De acordo com o levantamento, itens de supermercado poderiam registrar elevação de 5,7%. Dentro desse grupo, produtos agropecuários teriam alta em torno de 4%, enquanto bens industrializados poderiam subir cerca de 6%.

Segmentos específicos também seriam afetados. Roupas e calçados poderiam ter aumento médio de 6,6%. No setor de serviços, a projeção é de reajuste de até 6,5%, com impacto sobre atividades como manicure, cabeleireiro e pintura residencial. Já a conta de internet poderia apresentar elevação ainda maior, chegando a 7,2%.
A análise considera um cenário em que a diminuição da jornada seria parcialmente compensada pela contratação de novos trabalhadores. Ainda assim, a entidade avalia que essa reposição não seria suficiente para manter o mesmo volume de horas trabalhadas.
“A projeção estima que as horas trabalhadas não serão integralmente recompostas, ao mesmo tempo em que o custo da hora trabalhada aumentará, gerando elevação de preços ao longo de toda a cadeia produtiva”, informou a CNI.
Entre os setores econômicos, a indústria seria o mais impactado, com uma possível redução de 4,34% nas horas trabalhadas. Em seguida aparecem o comércio, com queda de 4,03%, os serviços (-2,44%), a construção civil (-2,04%) e a agropecuária (-1,70%).
Para o presidente da entidade, Ricardo Alban, o efeito combinado do aumento de custos trabalhistas e da pressão sobre insumos tende a repercutir de forma ampla nos preços.
“A consequência da elevação do custo do trabalho será o aumento generalizado dos preços da economia e afetará a vida de todos os brasileiros. As empresas não enfrentarão apenas o aumento do custo direto com mão de obra, mas os insumos também deverão ter seus preços reajustados”, afirmou.
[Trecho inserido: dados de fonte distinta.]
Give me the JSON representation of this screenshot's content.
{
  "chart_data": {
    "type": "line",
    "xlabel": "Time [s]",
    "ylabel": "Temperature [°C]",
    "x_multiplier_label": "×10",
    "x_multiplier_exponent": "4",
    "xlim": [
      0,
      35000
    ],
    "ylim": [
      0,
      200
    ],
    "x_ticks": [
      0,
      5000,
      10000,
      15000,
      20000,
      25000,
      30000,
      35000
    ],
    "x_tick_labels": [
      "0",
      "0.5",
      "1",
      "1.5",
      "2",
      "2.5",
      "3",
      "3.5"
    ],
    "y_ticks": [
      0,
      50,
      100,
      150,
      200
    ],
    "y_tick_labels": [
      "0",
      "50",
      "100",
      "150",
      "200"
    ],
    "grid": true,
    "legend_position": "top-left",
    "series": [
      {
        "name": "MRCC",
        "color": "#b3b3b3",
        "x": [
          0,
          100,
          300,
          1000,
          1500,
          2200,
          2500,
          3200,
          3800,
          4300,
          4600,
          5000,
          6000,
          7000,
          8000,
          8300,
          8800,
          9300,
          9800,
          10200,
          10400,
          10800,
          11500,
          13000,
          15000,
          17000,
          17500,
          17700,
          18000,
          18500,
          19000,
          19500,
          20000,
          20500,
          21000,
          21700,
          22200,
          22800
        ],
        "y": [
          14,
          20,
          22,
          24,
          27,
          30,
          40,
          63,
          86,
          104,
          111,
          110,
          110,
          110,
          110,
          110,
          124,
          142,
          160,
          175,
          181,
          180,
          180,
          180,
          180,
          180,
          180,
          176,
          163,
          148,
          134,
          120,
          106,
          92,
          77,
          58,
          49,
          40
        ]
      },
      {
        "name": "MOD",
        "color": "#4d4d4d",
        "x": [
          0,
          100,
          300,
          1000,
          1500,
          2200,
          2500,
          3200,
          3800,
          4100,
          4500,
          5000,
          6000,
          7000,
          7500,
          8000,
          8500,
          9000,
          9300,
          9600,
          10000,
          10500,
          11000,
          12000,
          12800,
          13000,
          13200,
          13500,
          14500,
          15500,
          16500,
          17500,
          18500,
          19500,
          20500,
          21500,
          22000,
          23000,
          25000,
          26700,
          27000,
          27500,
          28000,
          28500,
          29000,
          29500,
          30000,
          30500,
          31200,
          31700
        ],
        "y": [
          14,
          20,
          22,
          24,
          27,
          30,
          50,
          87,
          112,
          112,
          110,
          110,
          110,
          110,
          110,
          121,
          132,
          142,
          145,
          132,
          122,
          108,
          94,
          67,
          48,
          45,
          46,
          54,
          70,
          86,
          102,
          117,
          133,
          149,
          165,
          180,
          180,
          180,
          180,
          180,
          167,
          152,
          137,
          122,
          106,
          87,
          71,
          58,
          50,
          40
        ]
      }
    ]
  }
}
A CNI defende que a discussão sobre a mudança na jornada seja conduzida com maior profundidade no Congresso Nacional e sugere que o tema seja analisado após o período eleitoral, para evitar influência política no debate.
“A discussão da escala 6×1 é legítima e necessária, mas qualquer decisão dessa dimensão deve levar em conta a avaliação de impacto e seus efeitos econômicos. A produtividade no Brasil ainda está muito aquém de países semelhantes e há escassez de mão de obra. Por isso, ainda não é hora de reduzir a escala”, declarou Alban.